Bir fikrin belirgin aykırılığı, "onun ezberlenmiş saçmaları yanlışladığı" anlamına gelmez. Bu bazen mümkündür ama Marksistlerin istisnasız sergilediği gibi genellikle sadece, içinde yaşanan ortam hakkındaki derin cehaletten ve kesin inançtan kaynaklanır.
Neden böyledir? Çünkü Marx dünyayı anlamak yerine değiştirmek gerektiğini söylediğinde, aslında dünyanın hakkında hiç bir fikri yoktu. Hiç bir insanın bütünüyle kavrayamayacağı bir sosyal ilişkiler ağını anlamaksa çok zordu.

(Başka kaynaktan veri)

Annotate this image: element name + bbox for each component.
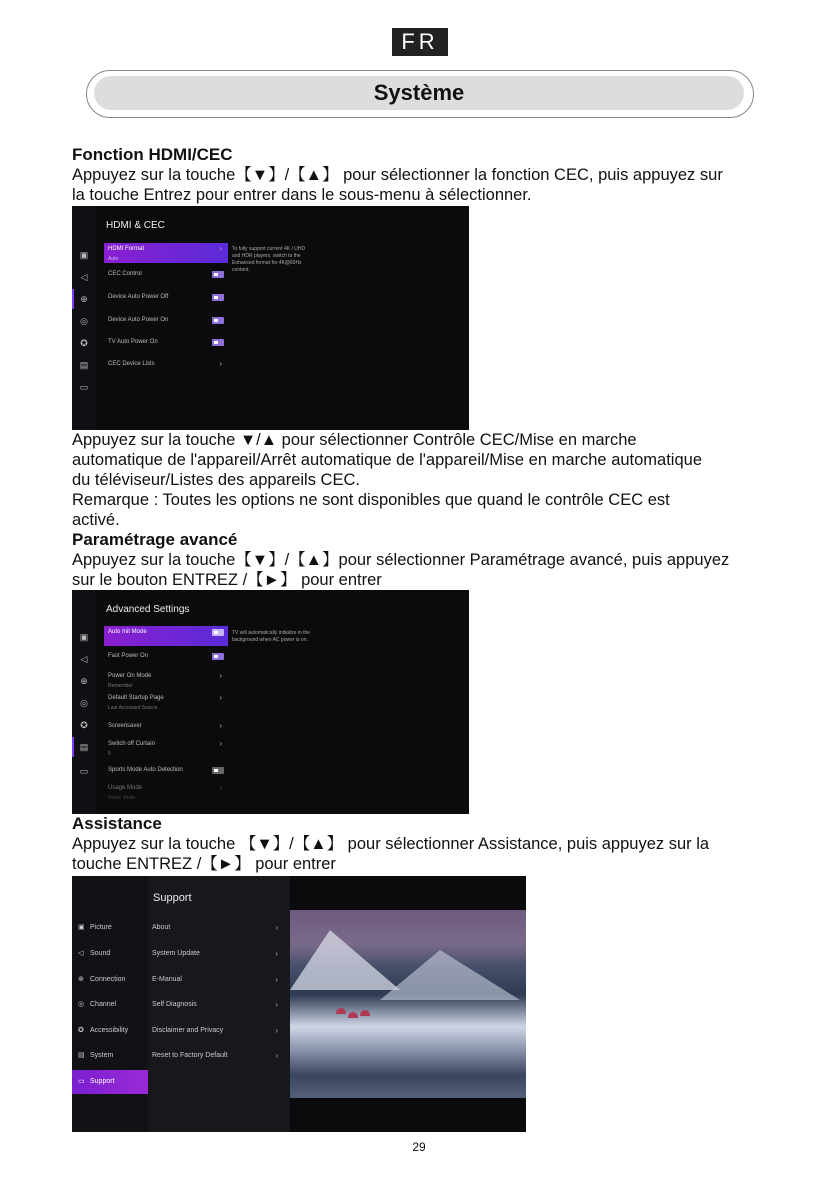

Tembeller ve kesin inançlılar, anlamadıkları şeyi ya derhal reddeder ya da ona taparlar. Marx sayfalar dolusu tanımsız, dayanaksız ve tutarsız şey yazarken tembellik etmiyordu ama toplumsal düzenliliği daha özenli gözlememekte tembellik ediyordu.
Marx ayrıca bütün "diyalektik" söylemine rağmen, diyalektiğin kendisini bile "biricik ve ideal izah tarzı" olarak benimsiyordu. Buna karşılık aslında düşüncelerindeki "tek yönlülük/kaçınılmazlık" vurgusu, dinî bir kesin inançtan başka bir şeyle desteklenmiyordu.
Dolayısıyla Chomsky gibi yeni Marksistlerin "deha örneği" gibi sunulan aykırı fikirleri aslında cehaletin nakilci bir kesin inançla sergilendiği bir Dunning- Kruger sendromundan başka bir şey değildir.